Individual skiers and boarders must communicate with the resorts where they buy season passes and let management know they want the resorts to use their business clout to push for action, whether locally, at the state or federal level, Schendler says. “We all need to push a bit harder.” 

But politics is the most pressing issue. The big environmental improvements in American history have only come when government got involved and passed laws such as the Clean Air Act and Clean Water Act, before which rivers were open sewers and the air was unbreathable in some American cities. POW and its allies are now targeting the 2020 elections with the goal of getting members of the snowsports and outdoor recreation communities to go to the polls and vote for candidates that support climate action, such as carbon pricing. 

POW feels that it can make a big difference by turning out just a few thousand skiers and snowboarders and climate-activist voters in swing districts and swing states.

“We believe there are lots of passionate outdoor people who care about climate,” Bourgoine says, “and we are going to make sure they vote in 2020.” She cited a recent poll from Western Priorities which showed that members of the outdoor recreation community are an increasingly powerful voting bloc. 

Bourgoine points to the 2018 victory of Democratic U.S. Sen. Jon Tester of Montana as an example of how a few thousand votes can get a pro-climate-action candidate into office. The Protect Our Winters Action Fund, POW’s political action arm, blitzed Montana with digital, radio, and print ads in 2018 in support of Tester’s climate stance. The ad blitz, including a social media video from climber Conrad Anker calling Tester’s opponent Matt Rosendale a “Jerry” who doesn’t care about climate or the mountains, generated more than 1.3 million impressions, according to POW. Tester won re-election by 15,000 votes. While it is impossible to quantify how many of those votes were generated by the POW ad campaign, the result shows that “we don’t need a lot of people to swing an election,” Bourgoine says.

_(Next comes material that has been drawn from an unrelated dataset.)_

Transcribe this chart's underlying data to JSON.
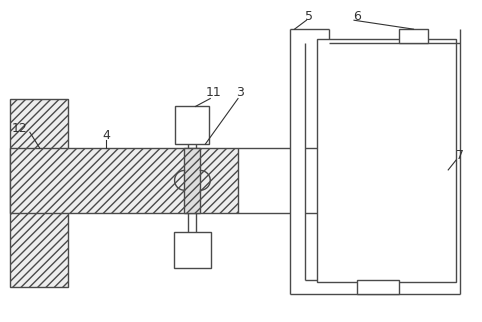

Margins of victory can be even smaller in U.S. House races. For instance, Ben McAdams, who supports strong action on climate change, won Utah’s 4th Congressional District representing Salt Lake City by a razor-thin margin of about 700 votes. POW’s political action fund, a 501(c)4 organization, will target districts such as this that President Trump won or lost by 10 points or less. Examples include the Grand Rapids area of Michigan. “That is an area with colleges and outdoor industry brands and an active outdoors community where a small number of pro-climate voters can make a difference,” Bourgoine says.

Protect Our Winters strategized on its 2020 swing-state campaign during its annual meeting in Moab in October. “The 2020 elections are a major deal where skiers and the snowsports industry can with a few thousand voters get a climate-friendly candidate into office,” says Schendler. He pointed to U.S. Sen. Susan Collins of Maine as a candidate who has been “wishy washy on climate” who could be susceptible if the state’s large community of snowsports enthusiasts goes to the polls.

Skiers worried about the cryosphere, and who live in hotly contested districts, could begin seeing POW Action Fund ads soon. Climate Jerrys beware.